Cette utilisation croissante des données n’est pas sans risques, notamment en matière de fuites de données. À ce sujet, le Conseil fédéral rappelle qu’un niveau de résilience élevé face aux cyberattaques est nécessaire. Cela constitue d’ailleurs un aspect important lorsque des données sensibles sont traitées par plusieurs prestataires. De plus, le Département fédéral des finances œuvre à l’introduction d’une obligation générale de signaler les cyberattaques à la charge des banques et des infrastructures du marché financier (cf. le repérage du 17 janvier 2022).

Malgré ces risques, l’utilisation accrue des données permet l’essor de l’intelligence artificielle. Cette technologie a un fort potentiel disruptif qui demeure abstrait à l’heure actuelle. Elle permettra notamment d’améliorer la gestion des risques (p. ex. le filtrage des transactions) et de proposer des services hautement personnalisés à la clientèle. L’adoption de cette technologie soulève cependant des questions sur la provenance et l’usage des données ainsi que sur la transparence des processus décisionnels basés sur l’intelligence artificielle. L’utilisation du big data pourrait en outre mener à certaines dérives. On peut penser, en particulier, aux manipulations de marché. Le Conseil fédéral propose donc de réaliser une analyse du cadre juridique régissant les applications de l’intelligence artificielle pour le secteur financier.

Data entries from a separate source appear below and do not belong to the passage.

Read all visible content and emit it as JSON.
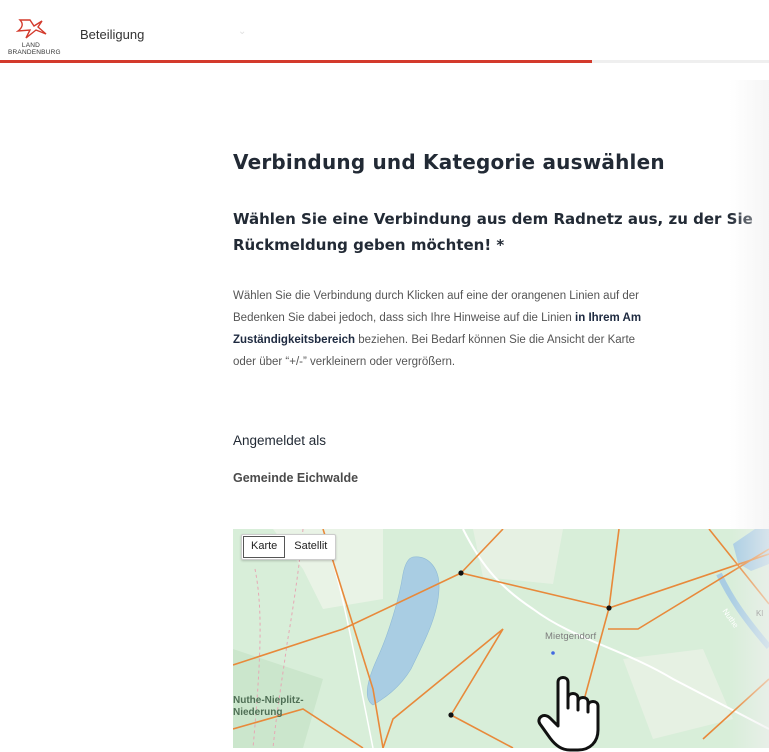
{
  "header": {
    "logo_text_line1": "LAND",
    "logo_text_line2": "BRANDENBURG",
    "nav_title": "Beteiligung",
    "progress_fraction": 0.77,
    "accent_color": "#d33a2c"
  },
  "main": {
    "title": "Verbindung und Kategorie auswählen",
    "question_line1": "Wählen Sie eine Verbindung aus dem Radnetz aus, zu der Sie",
    "question_line2": "Rückmeldung geben möchten! *",
    "desc": {
      "line1": "Wählen Sie die Verbindung durch Klicken auf eine der orangenen Linien auf der",
      "line2_a": "Bedenken Sie dabei jedoch, dass sich Ihre Hinweise auf die Linien ",
      "line2_b": "in Ihrem Am",
      "line3_a": "Zuständigkeitsbereich",
      "line3_b": " beziehen. Bei Bedarf können Sie die Ansicht der Karte",
      "line4": "oder über “+/-” verkleinern oder vergrößern."
    },
    "logged_in_label": "Angemeldet als",
    "logged_in_value": "Gemeinde Eichwalde"
  },
  "map": {
    "toggle_options": [
      "Karte",
      "Satellit"
    ],
    "selected_option": "Karte",
    "town_label": "Mietgendorf",
    "region_label_line1": "Nuthe-Nieplitz-",
    "region_label_line2": "Niederung",
    "kl_label": "Kl",
    "river_label": "Nuthe",
    "line_color": "#e8893a",
    "water_color": "#a9cde3",
    "land_color": "#d8eed9"
  }
}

S’agissant finalement de la technologie des registres distribués, le Conseil fédéral salue les avancées apportées par la loi TRD. Il note toutefois que celle-ci ne répond pas aux besoins concernant les cryptofonds. Ainsi, une adaptation de la loi sur les placements collectifs est nécessaire afin d’explorer le potentiel inexploité de cette technologie en matière de conservation et administration des actifs virtuels, ainsi que de la possibilité de lancer de nouveaux produits innovants de placements collectifs.

En conclusion, ce rapport dresse un état des lieux de la finance numérique en Suisse et des enjeux que celle-ci représente en matière de réglementation. Il présente également les axes principaux du champ d’action du Conseil fédéral pour les années à venir. Cela étant, le Conseil fédéral peine encore, selon nous, à appréhender les enjeux de la finance décentralisée tant sur le plan de la protection des investisseurs que sur son potentiel disruptif pour le secteur bancaire et financier.